Questi particolari dischi si ascoltavano fino alla prima metà del secolo scorso quando poi vennero sostituiti dal vinile (che ne aumentava la qualità e la resistenza) e dai 33 giri. I 78 giri sono diventati oggetti vintage e di culto, di valore artistico e culturale, che ora puoi ascoltare anche tu grazie al progetto “the Great 78”, un archivio online che ha digitalizzazione circa 40mila brani della prima metà del Novecento.

Prima di entrare nel dettaglio dell’archivio, è bene spiegare come è stato compiuto questo lavoro delicatissimo dalla George Blood L.P. I dischi sono stati raccolti negli studi a Filadelfia, scatole di 80 dischi stipate in un magazzino dalla temperatura controllata. Sono stati registrati attraverso un codice a barre e a quel punto sono stati puliti. Asciugati con un aspiratore e fotografati, è avvenuta poi la registrazione attraverso quattro puntine contemporaneamente così da permettere all’ascoltatore di scegliere quella che fa al caso suo.

“Vogliamo preservare sia il supporto fisico che quello digitale“, si trova scritto sul sito: “Perché non sappiamo quale durerà più a lungo”.

Ma cosa si trova all’interno dell’archivio? Di tutto, ogni genere musicale per ogni tipo di ascoltatore, dal blues alla musica hawaiana, passando per il pop, il jazz, il country e molto altro. Ci sono decine di filtri da usare. Si possono trovare anche i cilindri fonografici, rulli molto rari e delicatissimi usati prima dei 78 giri. Duravano circa 3 minuti e conservano testimonianze incredibili, come la voce di Giacomo Puccini.

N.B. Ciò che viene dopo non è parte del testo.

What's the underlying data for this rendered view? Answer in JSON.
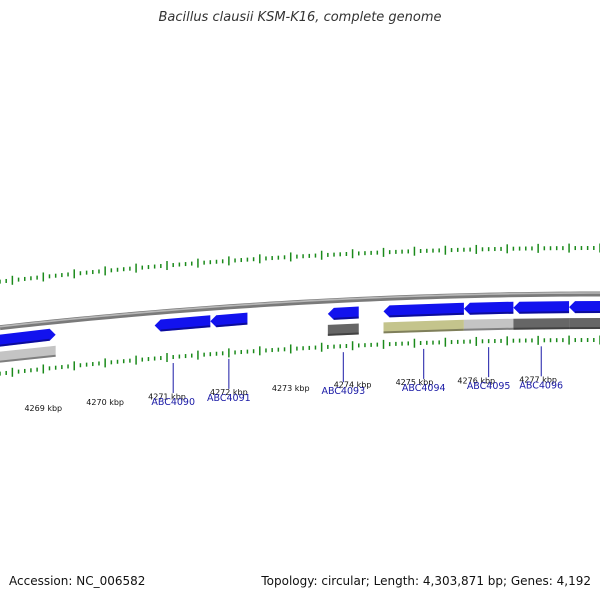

Oltre ai cilindri fonografici ci sono brani internazionali famosissimi come “Le foglie morte” di Edith Piaf o “Boum” di Charles Trenet, e non mancano artisti italiani come Tito SchipaEnrico Caruso, Beniamino Gigli. Ma vista la quantità di materiale non è facile districarsi: come fare?

Qualche consiglio: prima di tutto puoi seguire il profilo Twitter che ogni 10 minuti viene aggiornato con un 78 giri diverso, dandoti la possibilità di scoprire capolavori imprevisti. Altrimenti si può usare il motore di ricerca per il singolo artista o la collezione. In questo secondo caso si può cliccare il tasto play all e sentire canzoni per ore senza interruzioni. Altrimenti si può procedere per generi musicali o consultando gli ultimi arrivi.